Hidden Markov Models

Posted: 2016-10-11 , Modified: 2016-10-11

Tags: none

[SCH16] Unsupervised Part-Of-Speech Tagging with Anchor Hidden Markov Models
Misc

[HKZ12] A spectral algorithm for learning Hidden Markov Models
Continuous HMM [LBGS10] [paper](http://repository.cmu.edu/cgi/viewcontent.cgi?article=1057&context=machine_learning)

Question: how robust to noise are these?

[SCH16] Unsupervised Part-Of-Speech Tagging with Anchor Hidden Markov Models

Reduce anchor-HMM to separable NMF. In anchor-HMM for every hidden state, there is an observed state that can only come from that hidden state. The anchor observations for \(h\) are \[ A(h) = \set{x\in [n]}{o(x|h)>0\wedge o(x|h')=0\forall h'\ne h}. \] Let \(T_{h'h} = t(h'|h)\) denote transition probabilities and \(O_{xj}=o(x|h)\) denote observation probabilities.

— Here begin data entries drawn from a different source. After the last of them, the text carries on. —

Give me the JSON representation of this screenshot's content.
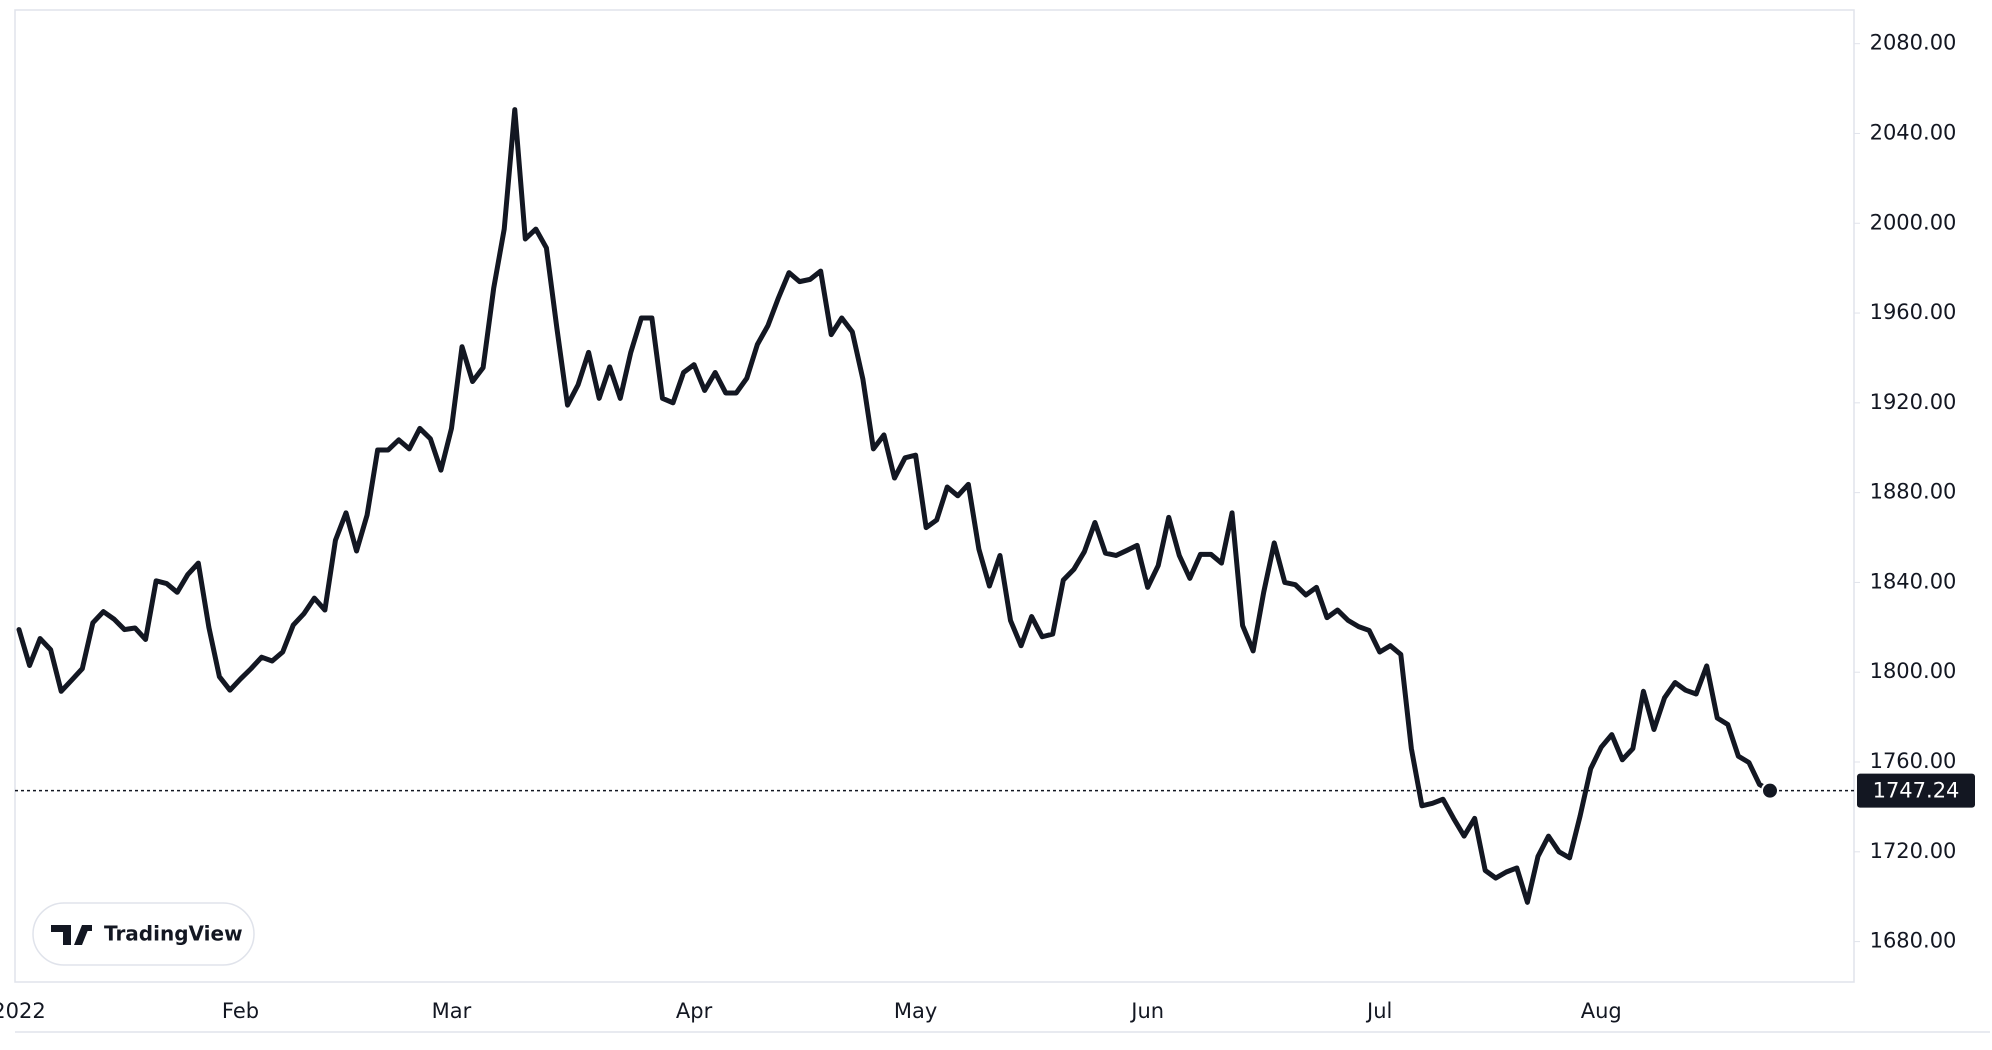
{
  "chart_data": {
    "type": "line",
    "watermark": "TradingView",
    "categories": [
      "2022",
      null,
      null,
      null,
      null,
      null,
      null,
      null,
      null,
      null,
      null,
      null,
      null,
      null,
      null,
      null,
      null,
      null,
      null,
      null,
      null,
      "Feb",
      null,
      null,
      null,
      null,
      null,
      null,
      null,
      null,
      null,
      null,
      null,
      null,
      null,
      null,
      null,
      null,
      null,
      null,
      null,
      "Mar",
      null,
      null,
      null,
      null,
      null,
      null,
      null,
      null,
      null,
      null,
      null,
      null,
      null,
      null,
      null,
      null,
      null,
      null,
      null,
      null,
      null,
      null,
      "Apr",
      null,
      null,
      null,
      null,
      null,
      null,
      null,
      null,
      null,
      null,
      null,
      null,
      null,
      null,
      null,
      null,
      null,
      null,
      null,
      null,
      "May",
      null,
      null,
      null,
      null,
      null,
      null,
      null,
      null,
      null,
      null,
      null,
      null,
      null,
      null,
      null,
      null,
      null,
      null,
      null,
      null,
      null,
      "Jun",
      null,
      null,
      null,
      null,
      null,
      null,
      null,
      null,
      null,
      null,
      null,
      null,
      null,
      null,
      null,
      null,
      null,
      null,
      null,
      null,
      null,
      "Jul",
      null,
      null,
      null,
      null,
      null,
      null,
      null,
      null,
      null,
      null,
      null,
      null,
      null,
      null,
      null,
      null,
      null,
      null,
      null,
      null,
      "Aug",
      null,
      null,
      null,
      null,
      null,
      null,
      null,
      null,
      null,
      null,
      null,
      null,
      null,
      null,
      null,
      null
    ],
    "values": [
      1819,
      1803,
      1815,
      1810,
      1791.5,
      1796.5,
      1801.6,
      1822,
      1827,
      1823.7,
      1819,
      1819.7,
      1814.6,
      1840.7,
      1839.5,
      1835.6,
      1843.5,
      1848.6,
      1820,
      1798,
      1792,
      1797,
      1801.6,
      1806.7,
      1805,
      1809,
      1821,
      1826,
      1833,
      1827.7,
      1858.8,
      1871,
      1854,
      1870,
      1899,
      1899,
      1903.5,
      1899.5,
      1908.6,
      1904,
      1890,
      1908.6,
      1945,
      1929.5,
      1935.7,
      1971,
      1997.4,
      2050.6,
      1993,
      1997.4,
      1989,
      1953,
      1919,
      1928,
      1942.5,
      1922,
      1936,
      1922,
      1942.5,
      1957.8,
      1957.8,
      1922,
      1920,
      1933.5,
      1937,
      1925.5,
      1933.5,
      1924.4,
      1924.4,
      1931,
      1946,
      1954.4,
      1966.8,
      1978,
      1974,
      1975,
      1978.7,
      1950.4,
      1957.8,
      1951.6,
      1930.6,
      1899.5,
      1905.7,
      1886.5,
      1895.5,
      1896.7,
      1864.4,
      1867.8,
      1882.5,
      1878.6,
      1883.7,
      1854.8,
      1838.4,
      1852,
      1823,
      1811.8,
      1824.8,
      1815.8,
      1817,
      1841,
      1845.8,
      1853.7,
      1866.7,
      1853,
      1852,
      1854.2,
      1856.5,
      1837.8,
      1847.5,
      1869,
      1852,
      1841.8,
      1852.5,
      1852.5,
      1848.6,
      1871,
      1820.8,
      1809.5,
      1835.6,
      1857.6,
      1840,
      1839,
      1834.4,
      1837.8,
      1824.3,
      1827.7,
      1823.1,
      1820.3,
      1818.6,
      1809,
      1811.8,
      1807.9,
      1766,
      1740.5,
      1741.6,
      1743.4,
      1734.9,
      1727,
      1734.9,
      1711.7,
      1708.3,
      1711,
      1712.8,
      1697.5,
      1717.9,
      1727,
      1720,
      1717.3,
      1736,
      1757,
      1766.6,
      1772.2,
      1761,
      1766,
      1791.5,
      1774.5,
      1788.6,
      1795.4,
      1792,
      1790.3,
      1802.8,
      1779.6,
      1776.7,
      1762.6,
      1759.8,
      1750,
      1747.24
    ],
    "color": "#131722",
    "ylim": [
      1662,
      2095
    ],
    "yticks": [
      {
        "value": 1680,
        "label": "1680.00"
      },
      {
        "value": 1720,
        "label": "1720.00"
      },
      {
        "value": 1760,
        "label": "1760.00"
      },
      {
        "value": 1800,
        "label": "1800.00"
      },
      {
        "value": 1840,
        "label": "1840.00"
      },
      {
        "value": 1880,
        "label": "1880.00"
      },
      {
        "value": 1920,
        "label": "1920.00"
      },
      {
        "value": 1960,
        "label": "1960.00"
      },
      {
        "value": 2000,
        "label": "2000.00"
      },
      {
        "value": 2040,
        "label": "2040.00"
      },
      {
        "value": 2080,
        "label": "2080.00"
      }
    ],
    "grid": false
  }
}
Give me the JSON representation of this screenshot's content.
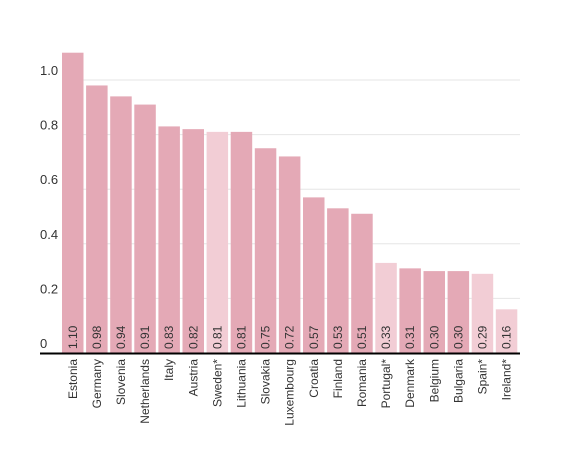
{
  "chart_data": {
    "type": "bar",
    "categories": [
      "Estonia",
      "Germany",
      "Slovenia",
      "Netherlands",
      "Italy",
      "Austria",
      "Sweden*",
      "Lithuania",
      "Slovakia",
      "Luxembourg",
      "Croatia",
      "Finland",
      "Romania",
      "Portugal*",
      "Denmark",
      "Belgium",
      "Bulgaria",
      "Spain*",
      "Ireland*"
    ],
    "values": [
      1.1,
      0.98,
      0.94,
      0.91,
      0.83,
      0.82,
      0.81,
      0.81,
      0.75,
      0.72,
      0.57,
      0.53,
      0.51,
      0.33,
      0.31,
      0.3,
      0.3,
      0.29,
      0.16
    ],
    "value_labels": [
      "1.10",
      "0.98",
      "0.94",
      "0.91",
      "0.83",
      "0.82",
      "0.81",
      "0.81",
      "0.75",
      "0.72",
      "0.57",
      "0.53",
      "0.51",
      "0.33",
      "0.31",
      "0.30",
      "0.30",
      "0.29",
      "0.16"
    ],
    "highlighted": [
      false,
      false,
      false,
      false,
      false,
      false,
      true,
      false,
      false,
      false,
      false,
      false,
      false,
      true,
      false,
      false,
      false,
      true,
      true
    ],
    "yticks": [
      {
        "value": 0,
        "label": "0"
      },
      {
        "value": 0.2,
        "label": "0.2"
      },
      {
        "value": 0.4,
        "label": "0.4"
      },
      {
        "value": 0.6,
        "label": "0.6"
      },
      {
        "value": 0.8,
        "label": "0.8"
      },
      {
        "value": 1.0,
        "label": "1.0"
      }
    ],
    "ylim": [
      0,
      1.1
    ],
    "grid": true,
    "title": "",
    "xlabel": "",
    "ylabel": "",
    "colors": {
      "bar": "#e4a9b6",
      "bar_light": "#f2cdd5",
      "axis": "#000000",
      "grid": "#e6e6e6"
    }
  }
}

The key is to define random variables \(Y_I\) depending on \(H_I\) (nontrivially) so that \(\Pj(Y_I|H_I,X_I) = \Pj(Y_I|H_I)\). We can take \(Y_I=X_{I+1}\)! (More accurately, it’s a vector, \([Y_I]_{x'} = (X_{I+1}=x')\).)

Let \(\wt O_{xh} = \Pj(h|x)\), \((\Om_X)_{yx} = \Pj(Y_I=y|X_I=x)\), \(\Te_{hy} = \EE(Y_I=y|H_I=h)\). Then \[\Om = \wt O \Te\] is a separable NMF.

Brown model is an especially nice A-HMM where the anchors partition the set of all observations.

Misc

The unsupervised log-linear model described in Berg-Kirkpatrick et al. (2010).

Agnostic HMM? Can spectral methods work?